Saate baktığımda güneşin doğmak üzere olduğunu gördüm. Güneşi seviyordum. “Tanrı, güneşi her gün yeniden doğurarak, bizi mutsuz kılan her şeyi değiştirmemiz için zaman tanıyor bize.”*  Diye bir söz vardı ve ben o söze inanıyordum.

Bugün, bir aydır yaşadığım günlerin aksine daha güzel olacaktı, hissediyordum.

Banyoya girip üzerimdeki pijamayı çıkardım ve duşun altına girip ılık suya ayarladım.
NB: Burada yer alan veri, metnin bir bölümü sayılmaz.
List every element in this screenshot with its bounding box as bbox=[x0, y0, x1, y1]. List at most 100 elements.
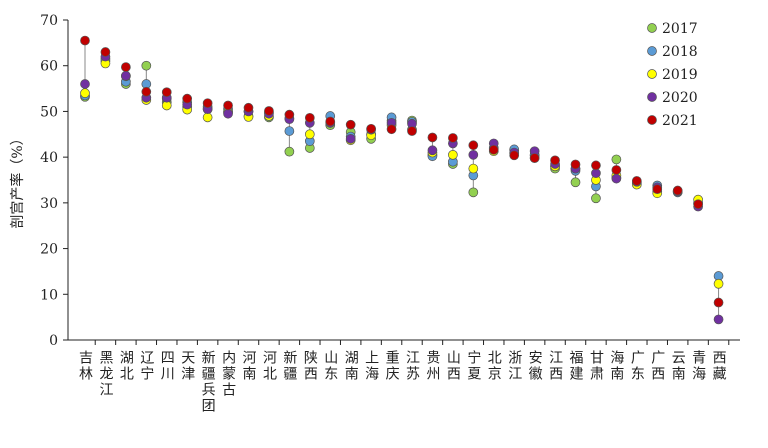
dot bbox=[591, 193, 601, 204]
x-tick-label: 福建 bbox=[568, 350, 584, 382]
dot bbox=[264, 106, 274, 116]
dot bbox=[652, 184, 663, 194]
legend-marker bbox=[647, 92, 657, 102]
dot bbox=[427, 145, 438, 156]
dot bbox=[468, 187, 479, 198]
dot bbox=[468, 140, 479, 151]
dot bbox=[80, 79, 90, 89]
x-tick-label: 天津 bbox=[179, 350, 195, 382]
x-tick-label: 广东 bbox=[629, 350, 645, 382]
dot bbox=[713, 278, 724, 289]
dot bbox=[202, 112, 213, 123]
dot bbox=[488, 144, 499, 155]
y-tick-label: 70 bbox=[40, 13, 58, 29]
legend-label: 2019 bbox=[662, 67, 698, 83]
y-tick-label: 40 bbox=[40, 150, 58, 166]
dot bbox=[182, 93, 193, 104]
x-tick-label: 宁夏 bbox=[465, 349, 481, 382]
x-tick-label: 新疆兵团 bbox=[200, 350, 216, 414]
dot bbox=[570, 177, 581, 188]
dot bbox=[141, 86, 152, 97]
dot bbox=[611, 154, 622, 165]
dot bbox=[509, 150, 520, 161]
y-tick-label: 20 bbox=[40, 242, 58, 258]
dot bbox=[591, 160, 601, 171]
x-tick-label: 浙江 bbox=[506, 350, 522, 382]
x-tick-label: 西藏 bbox=[711, 350, 727, 382]
x-tick-label: 黑龙江 bbox=[97, 350, 113, 398]
dot bbox=[304, 129, 315, 140]
x-tick-label: 安徽 bbox=[527, 350, 543, 382]
legend-marker bbox=[647, 115, 657, 125]
y-tick-label: 60 bbox=[40, 59, 58, 75]
dot bbox=[325, 116, 336, 127]
x-tick-label: 湖南 bbox=[343, 350, 359, 382]
dot bbox=[386, 124, 397, 135]
x-tick-label: 吉林 bbox=[77, 350, 93, 382]
x-tick-label: 内蒙古 bbox=[220, 350, 236, 398]
dot bbox=[80, 35, 90, 46]
x-tick-label: 广西 bbox=[649, 350, 665, 382]
dot bbox=[304, 112, 315, 123]
dot bbox=[693, 199, 703, 210]
dot bbox=[713, 314, 724, 325]
x-tick-label: 海南 bbox=[608, 350, 624, 382]
dot bbox=[284, 126, 295, 136]
dot bbox=[468, 163, 479, 174]
dot bbox=[550, 155, 560, 166]
dot bbox=[345, 119, 356, 130]
x-tick-label: 贵州 bbox=[424, 350, 440, 382]
dot bbox=[570, 159, 581, 170]
y-axis-label: 剖宫产率（%） bbox=[9, 131, 26, 228]
dot bbox=[407, 126, 417, 136]
y-tick-label: 30 bbox=[40, 196, 58, 212]
dot bbox=[223, 108, 233, 119]
x-tick-label: 河北 bbox=[261, 350, 277, 382]
x-tick-label: 重庆 bbox=[384, 350, 400, 382]
x-tick-label: 上海 bbox=[363, 350, 379, 382]
x-tick-label: 新疆 bbox=[281, 350, 297, 382]
x-tick-label: 辽宁 bbox=[138, 350, 154, 382]
dot bbox=[448, 150, 458, 160]
dot bbox=[366, 123, 376, 134]
dot bbox=[161, 87, 172, 98]
x-tick-label: 山东 bbox=[322, 350, 338, 382]
dot bbox=[611, 165, 622, 175]
y-tick-label: 10 bbox=[40, 287, 58, 303]
dot bbox=[284, 109, 295, 120]
legend-label: 2020 bbox=[662, 90, 698, 106]
x-tick-label: 湖北 bbox=[118, 350, 134, 382]
dot bbox=[468, 150, 479, 160]
x-tick-label: 北京 bbox=[486, 350, 502, 382]
dot bbox=[243, 102, 254, 113]
x-tick-label: 云南 bbox=[670, 350, 686, 382]
dot bbox=[427, 132, 438, 143]
dot bbox=[202, 98, 213, 109]
dot bbox=[284, 146, 295, 157]
legend-label: 2017 bbox=[662, 21, 698, 37]
dot bbox=[529, 153, 540, 163]
legend-marker bbox=[647, 69, 657, 79]
dot bbox=[121, 70, 131, 81]
legend-label: 2021 bbox=[662, 113, 698, 129]
x-tick-label: 河南 bbox=[241, 350, 257, 382]
x-tick-label: 陕西 bbox=[302, 350, 318, 382]
dot bbox=[121, 62, 131, 72]
x-tick-label: 江西 bbox=[547, 350, 563, 382]
x-tick-label: 江苏 bbox=[404, 350, 420, 382]
dot bbox=[631, 176, 642, 186]
x-tick-label: 青海 bbox=[690, 350, 706, 382]
dot bbox=[100, 47, 111, 57]
dot bbox=[223, 100, 233, 111]
dot bbox=[611, 173, 622, 184]
dot bbox=[141, 60, 152, 71]
legend-label: 2018 bbox=[662, 44, 698, 60]
dot bbox=[80, 88, 90, 98]
legend-marker bbox=[647, 23, 657, 33]
y-tick-label: 50 bbox=[40, 104, 58, 120]
dot bbox=[448, 133, 458, 143]
dot bbox=[345, 134, 356, 144]
legend-marker bbox=[647, 46, 657, 56]
y-tick-label: 0 bbox=[49, 333, 58, 349]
Arınmak için hala zamanım vardı; tüm bu duygulardan, hüzünden, acıdan…

Saçımı bir kez sampuanlayıp durulandım. Bornozu vücuduma sardım ve odama geçtim. Üzerime günlük kıyafetler geçirip parmak arası terliklerimi giydim ve mutfağa girdim.

Kendime bir bardak süt, yarım dilim ekmek arası sandviç hazırlayıp masaya kuruldum. Bağdaş kurup sandviçi elime aldım. Yemeğe başlayıp, kolay yutmak adına sütümden birkaç yudum aldım.

Bugün, mutlu olmak istiyordum ve ağlamak istediğim son şey bile değildi.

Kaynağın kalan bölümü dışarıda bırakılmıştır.